Triumph: Molik celebrates after beating Samantha Stosur in the final of the 2005 Sydney International. Credit:Simon Alekna

That may be true, but there is steel there, too.  On the court, as she resets between games, and off it, when she makes the pronouncement “I fear no one” sound like a reasonable statement of fact. The same phrase would have taken on bombastic proportions had it come from the mouth of a Nick Kyrgios or Bernard Tomic.

Molik sat courtside as Barty dropped the first set against the ninth-ranked Bertens on Friday afternoon. It was her third straight match against a higher-ranked opponent, including world No.1 Simona Halep and Elise Mertens, but Molik knew Barty could recover.

"I was impressed with the match against Bertens because all three sets featured incredibly high-level tennis and Ash stuck to her guns physically, mentally, and was able to go the distance," Molik said.

"She's had one of the tough draws. That's a huge pat on the back she can give herself because the calibre of players that she's had to get through to get to this point in time is no easy feat.

"If she can maintain the way she's played … she'll definitely trouble the entire draw in Melbourne [at the Australian Open]."

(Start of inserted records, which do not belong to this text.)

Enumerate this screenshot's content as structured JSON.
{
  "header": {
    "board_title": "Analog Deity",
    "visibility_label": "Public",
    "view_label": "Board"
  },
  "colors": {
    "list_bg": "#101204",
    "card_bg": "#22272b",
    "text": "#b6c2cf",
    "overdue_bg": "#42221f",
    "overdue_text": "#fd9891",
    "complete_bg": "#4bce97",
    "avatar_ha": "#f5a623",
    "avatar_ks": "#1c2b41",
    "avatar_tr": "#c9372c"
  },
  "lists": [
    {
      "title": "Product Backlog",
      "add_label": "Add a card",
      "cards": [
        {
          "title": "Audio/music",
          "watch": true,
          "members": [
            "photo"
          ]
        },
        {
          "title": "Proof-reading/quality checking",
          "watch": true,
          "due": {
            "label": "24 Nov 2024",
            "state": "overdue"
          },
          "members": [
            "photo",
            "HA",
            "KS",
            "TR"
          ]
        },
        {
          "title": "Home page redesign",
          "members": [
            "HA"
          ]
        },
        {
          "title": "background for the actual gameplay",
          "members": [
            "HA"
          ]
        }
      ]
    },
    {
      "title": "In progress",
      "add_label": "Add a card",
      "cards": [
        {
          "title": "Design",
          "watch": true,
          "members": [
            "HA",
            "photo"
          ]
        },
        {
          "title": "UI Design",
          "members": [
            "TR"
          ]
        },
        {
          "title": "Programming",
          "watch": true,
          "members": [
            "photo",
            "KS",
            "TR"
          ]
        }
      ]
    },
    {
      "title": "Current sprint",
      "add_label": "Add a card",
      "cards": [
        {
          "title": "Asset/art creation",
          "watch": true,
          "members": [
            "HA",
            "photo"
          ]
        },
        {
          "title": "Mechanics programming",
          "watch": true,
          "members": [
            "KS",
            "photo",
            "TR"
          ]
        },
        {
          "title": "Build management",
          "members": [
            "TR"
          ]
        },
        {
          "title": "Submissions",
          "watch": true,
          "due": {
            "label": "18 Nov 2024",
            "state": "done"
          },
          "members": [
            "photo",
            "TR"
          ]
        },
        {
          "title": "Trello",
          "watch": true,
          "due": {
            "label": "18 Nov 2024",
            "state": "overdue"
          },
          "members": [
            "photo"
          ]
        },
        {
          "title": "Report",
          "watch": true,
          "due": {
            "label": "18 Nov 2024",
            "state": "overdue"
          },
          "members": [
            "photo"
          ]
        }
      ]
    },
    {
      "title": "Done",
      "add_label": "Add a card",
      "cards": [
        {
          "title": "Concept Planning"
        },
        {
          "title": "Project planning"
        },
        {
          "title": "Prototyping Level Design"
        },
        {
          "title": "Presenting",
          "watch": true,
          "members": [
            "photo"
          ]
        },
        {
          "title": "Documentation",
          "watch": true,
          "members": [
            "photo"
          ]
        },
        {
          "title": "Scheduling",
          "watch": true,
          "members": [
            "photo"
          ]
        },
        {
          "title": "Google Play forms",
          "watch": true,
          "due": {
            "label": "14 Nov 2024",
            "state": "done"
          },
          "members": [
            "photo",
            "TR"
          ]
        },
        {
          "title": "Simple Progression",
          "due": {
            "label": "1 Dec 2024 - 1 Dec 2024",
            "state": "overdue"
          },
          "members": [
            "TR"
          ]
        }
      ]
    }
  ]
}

The summer of 2005 was good to Molik. She rode a wave of "invincibility" to win in Sydney and felt so good she was surprised to be pulled up by American Lindsay Davenport in the quarters at the Australian Open. The run saw her reach a rankings high of eighth in the world.

Fearless: Ash Barty cleaned up at least three higher-ranked opponents in Sydney last week. Credit:AAP

After beating a host of players ranked higher than her in Sydney, Barty is on a similar trajectory. Molik believes it could be just the beginning for the no-nonsense girl from Ipswich.

"It's always such a pleasure to watch Ash," she says. "In every single match she plays there's always a few 'wow' factor points, if not many of them.

"It's a style of tennis that we don't see much in the women's game, so it's exciting for me to watch. There's so many points I smile after [watching] because she has a very special gift with the way that she works the ball," Molik said.

"She still has a lot ahead of her, but she's come so far so quickly. It was only a couple of years ago that she took a year out of the game and since that period of time her coach, Craig Tyzzer, is doing the most unbelievable job. They have developed such a healthy coach-pupil relationship and we're seeing a lot of that now."

Mates: Molik and Barty relax during Fed Cup preparations last year. Credit:Adam McLean

Much has been made of Barty's cricket "sabbatical" with Molik commenting this week that it was a timely push of the reset button for a talented but burnt-out young player.

Her return – after a season with the Brisbane Heat in the Women's Big Bash League – has been an unqualified success.

Molik believes Barty's combination of humility, steel and intelligence will be her best weapons in the fight to better her third-round exits from the past two Australian Opens.

"She's still very young in tennis terms," Molik says. "We're seeing players in their late 20s be successful in grand slams and it just goes to show what is ahead of her.

"She's a competitor. But she's not just a competitor, she's also an incredibly astute student of the game. She's very match- and opponent-aware. A lot of tennis players rely on information that they're fed and Ash has the ability to recognise on the spot and she has the skills to adjust in the moment as well. That's what pretty special athletes have."